This life is full, friends.
This life is full of joy. This life is full of grief. And this full life is full of joy and grief at the same damn time.
We live in a world that constantly asks us to choose between the ocean and the shore, without any room to go wading or collect water-tossed shells.
But we don’t have to reject grief, or deny its existence, to feel joy.
I’m starting to believe the opposite: I feel more joy when I accept it right alongside the grief. When I open myself up to the discomfort of feeling “conflicting” feelings, I realize how much there is to do at the fucking beach.
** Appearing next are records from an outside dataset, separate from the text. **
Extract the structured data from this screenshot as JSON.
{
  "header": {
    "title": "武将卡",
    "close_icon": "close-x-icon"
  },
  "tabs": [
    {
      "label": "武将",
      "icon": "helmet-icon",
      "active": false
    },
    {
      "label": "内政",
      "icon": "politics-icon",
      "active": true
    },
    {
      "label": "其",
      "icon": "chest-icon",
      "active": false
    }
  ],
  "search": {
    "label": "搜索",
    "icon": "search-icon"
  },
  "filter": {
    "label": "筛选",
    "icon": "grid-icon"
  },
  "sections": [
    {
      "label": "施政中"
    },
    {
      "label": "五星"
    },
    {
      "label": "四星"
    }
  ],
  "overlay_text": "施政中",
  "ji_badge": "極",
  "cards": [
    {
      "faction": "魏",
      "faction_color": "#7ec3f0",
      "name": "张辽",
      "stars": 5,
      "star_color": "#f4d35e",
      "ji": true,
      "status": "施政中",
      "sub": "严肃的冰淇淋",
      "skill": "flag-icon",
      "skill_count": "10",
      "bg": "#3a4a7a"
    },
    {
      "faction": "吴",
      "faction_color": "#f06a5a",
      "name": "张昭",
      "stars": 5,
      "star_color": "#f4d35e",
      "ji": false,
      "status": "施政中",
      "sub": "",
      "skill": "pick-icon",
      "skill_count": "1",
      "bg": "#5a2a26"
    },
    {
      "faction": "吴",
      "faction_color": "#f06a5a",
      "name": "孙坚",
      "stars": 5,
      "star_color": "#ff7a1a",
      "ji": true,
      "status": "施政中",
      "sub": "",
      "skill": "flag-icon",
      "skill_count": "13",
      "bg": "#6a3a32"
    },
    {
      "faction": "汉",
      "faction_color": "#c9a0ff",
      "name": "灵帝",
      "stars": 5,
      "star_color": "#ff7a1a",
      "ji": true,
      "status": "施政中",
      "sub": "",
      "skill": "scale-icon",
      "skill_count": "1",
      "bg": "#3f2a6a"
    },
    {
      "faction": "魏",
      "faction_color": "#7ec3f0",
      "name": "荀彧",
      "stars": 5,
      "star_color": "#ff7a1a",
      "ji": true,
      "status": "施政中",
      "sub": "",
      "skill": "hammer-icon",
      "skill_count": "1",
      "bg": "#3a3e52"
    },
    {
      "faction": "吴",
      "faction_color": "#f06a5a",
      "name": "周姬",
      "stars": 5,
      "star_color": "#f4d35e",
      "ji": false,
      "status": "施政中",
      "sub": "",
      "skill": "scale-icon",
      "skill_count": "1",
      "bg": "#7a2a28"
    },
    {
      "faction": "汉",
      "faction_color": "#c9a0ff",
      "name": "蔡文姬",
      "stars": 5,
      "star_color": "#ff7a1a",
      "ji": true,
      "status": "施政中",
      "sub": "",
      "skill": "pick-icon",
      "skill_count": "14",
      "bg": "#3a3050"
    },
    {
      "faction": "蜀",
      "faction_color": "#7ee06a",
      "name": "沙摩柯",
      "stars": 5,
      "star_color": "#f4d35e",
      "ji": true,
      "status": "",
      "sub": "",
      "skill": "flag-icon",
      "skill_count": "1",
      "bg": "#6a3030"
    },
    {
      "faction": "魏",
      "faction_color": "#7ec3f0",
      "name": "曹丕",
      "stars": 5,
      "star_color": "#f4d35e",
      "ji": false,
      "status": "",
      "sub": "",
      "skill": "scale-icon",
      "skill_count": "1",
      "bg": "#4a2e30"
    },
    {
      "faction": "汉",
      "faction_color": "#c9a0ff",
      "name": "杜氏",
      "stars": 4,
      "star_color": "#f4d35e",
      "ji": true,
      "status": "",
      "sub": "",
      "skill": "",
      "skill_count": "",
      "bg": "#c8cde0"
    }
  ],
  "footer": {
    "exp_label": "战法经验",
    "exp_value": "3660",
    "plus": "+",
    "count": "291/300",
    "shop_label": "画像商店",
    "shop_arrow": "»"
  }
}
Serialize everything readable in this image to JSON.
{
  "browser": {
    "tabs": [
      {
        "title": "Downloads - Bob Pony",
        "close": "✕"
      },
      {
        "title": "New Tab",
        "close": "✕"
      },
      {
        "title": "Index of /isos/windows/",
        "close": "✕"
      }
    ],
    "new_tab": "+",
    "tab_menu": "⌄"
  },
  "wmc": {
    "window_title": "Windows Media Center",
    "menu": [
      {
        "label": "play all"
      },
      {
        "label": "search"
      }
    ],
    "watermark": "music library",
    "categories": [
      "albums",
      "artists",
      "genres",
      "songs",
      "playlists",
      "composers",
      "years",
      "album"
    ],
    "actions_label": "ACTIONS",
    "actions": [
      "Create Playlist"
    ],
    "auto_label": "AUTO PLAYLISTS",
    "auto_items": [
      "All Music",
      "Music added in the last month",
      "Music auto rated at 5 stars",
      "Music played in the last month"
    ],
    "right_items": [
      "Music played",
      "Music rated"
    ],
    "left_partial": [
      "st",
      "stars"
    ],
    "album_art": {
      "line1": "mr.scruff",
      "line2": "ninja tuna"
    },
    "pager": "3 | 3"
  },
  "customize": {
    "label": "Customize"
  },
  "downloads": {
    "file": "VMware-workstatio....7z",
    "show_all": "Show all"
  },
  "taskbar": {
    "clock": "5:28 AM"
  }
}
Am I losing you with the beach analogy? Let me turn, as always, to poetry. Specifically, Elizabeth Gilbert’s favorite poet:
Sorrow everywhere. Slaughter everywhere. If babies
Jack Gilbert, A Brief for the Defense
are not starving someplace, they are starving
somewhere else. With flies in their nostrils.
But we enjoy our lives because that’s what God wants.
Otherwise the mornings before summer dawn would not
be made so fine.
…
To make injustice the only
measure of our attention is to praise the Devil.
I must accept my grief, and treat it with compassion and genuine interest. Because if–in this full, full life–I can feel grief and joy at the same damn time, then I can choose one or the other to be the focus of my day.